A Hangman’s fracture is a severe injury involving a break in the second cervical vertebra (C2). The dramatic name originates from the injury pattern historically associated with judicial hanging, which forced the neck into extreme hyperextension and distraction. While the name suggests a grim past, the vast majority of these fractures today result from high-energy trauma, such as motor vehicle accidents or falls. This serious spinal injury requires immediate medical attention to prevent potential neurological complications.
Anatomy and Technical Definition
The Hangman’s fracture is a break in the axis (C2), the second cervical vertebra. The technical medical name for this injury is Traumatic Spondylolisthesis of the Axis, which describes the slippage of the C2 vertebra over the third cervical vertebra (C3) following trauma. This specific fracture involves the bilateral pars interarticularis, which are the narrow segments of bone connecting the superior and inferior articular facets of C2.
Breaking these bony segments allows the front part of the vertebra to separate from the back, permitting the forward slippage (spondylolisthesis) of the C2 body relative to C3. Because the fracture typically widens the spinal canal at the moment of impact, the spinal cord is often spared immediate injury, a unique feature of this fracture type. The integrity of the C2-C3 disc and its surrounding ligaments ultimately determines the stability of the entire segment.

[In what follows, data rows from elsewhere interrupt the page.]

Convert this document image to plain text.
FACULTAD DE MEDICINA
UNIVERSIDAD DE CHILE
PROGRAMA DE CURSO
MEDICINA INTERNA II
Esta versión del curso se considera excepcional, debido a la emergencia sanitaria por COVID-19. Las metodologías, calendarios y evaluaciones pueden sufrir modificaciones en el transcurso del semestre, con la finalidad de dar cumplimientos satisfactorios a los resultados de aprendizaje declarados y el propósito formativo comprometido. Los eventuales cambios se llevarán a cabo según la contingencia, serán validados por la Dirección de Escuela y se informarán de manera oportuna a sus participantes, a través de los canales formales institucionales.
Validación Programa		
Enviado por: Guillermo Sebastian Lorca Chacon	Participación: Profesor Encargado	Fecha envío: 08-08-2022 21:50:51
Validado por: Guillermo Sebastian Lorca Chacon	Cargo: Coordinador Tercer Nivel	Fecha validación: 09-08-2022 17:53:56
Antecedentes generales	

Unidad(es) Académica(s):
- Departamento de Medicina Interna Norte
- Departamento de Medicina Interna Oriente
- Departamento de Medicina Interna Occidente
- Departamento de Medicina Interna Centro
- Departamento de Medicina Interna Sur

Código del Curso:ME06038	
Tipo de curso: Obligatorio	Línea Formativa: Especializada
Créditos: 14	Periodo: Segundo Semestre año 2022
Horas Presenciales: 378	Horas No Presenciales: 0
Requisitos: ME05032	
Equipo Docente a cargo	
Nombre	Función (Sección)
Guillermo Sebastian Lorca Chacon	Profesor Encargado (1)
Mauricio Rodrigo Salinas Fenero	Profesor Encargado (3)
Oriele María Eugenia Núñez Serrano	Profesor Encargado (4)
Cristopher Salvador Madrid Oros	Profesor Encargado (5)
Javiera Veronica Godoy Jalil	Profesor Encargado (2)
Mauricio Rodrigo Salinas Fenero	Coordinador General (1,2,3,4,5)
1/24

Mechanism of Injury and Severity Classification
The modern cause of a Hangman’s fracture is typically a high-speed collision, such as a motor vehicle accident. The head strikes an object like a dashboard, forcing the head and neck into violent hyperextension, often combined with an axial (downward) load. This combination of forces compresses the C2 vertebra between the first and third cervical vertebrae, causing the pars interarticularis to fracture. Other common causes include falls from a height or sports injuries that result in a similar whiplash mechanism.
Physicians use the Levine and Effendi classification system to categorize the fracture based on the degree of C2 displacement and angulation.
Fracture Types
A Type I fracture is stable, showing minimal displacement (less than 3 millimeters of forward slippage) and no significant angulation between C2 and C3.
Type II injuries are unstable, marked by greater displacement or angulation, indicating disruption of the C2-C3 disc and ligaments.
A Type IIA fracture shows significant angulation but minimal slippage.
The rare Type III involves severe displacement and angulation, often accompanied by a facet joint dislocation. This classification guides the required treatment plan.
Diagnosis and Management Pathways
Diagnosis typically begins with plain X-rays of the cervical spine, which can reveal the forward slippage of C2 on C3 and the bilateral fractures in the neural arch. A Computed Tomography (CT) scan is the preferred next step, providing detailed, cross-sectional images to precisely delineate the fracture pattern and extent of bony damage. Magnetic Resonance Imaging (MRI) may also be used to assess the integrity of the C2-C3 disc, surrounding ligaments, and the spinal cord itself, especially given the potential for associated soft tissue injury.
Management Based on Stability
Stable Type I fractures are generally managed conservatively with external immobilization, such as a rigid cervical collar, for approximately six to twelve weeks to allow for bone healing.
For unstable Type II and Type IIA fractures, a more rigid external device, like a halo vest, is often necessary. This device fully immobilizes the head and neck for several months.
Surgical stabilization is typically reserved for highly unstable Type II fractures that do not reduce effectively with traction, or for the most severe Type III injuries. In these cases, surgeons perform a fusion procedure, often using screws and rods to permanently join C2 and C3, providing immediate stability to the injured segment.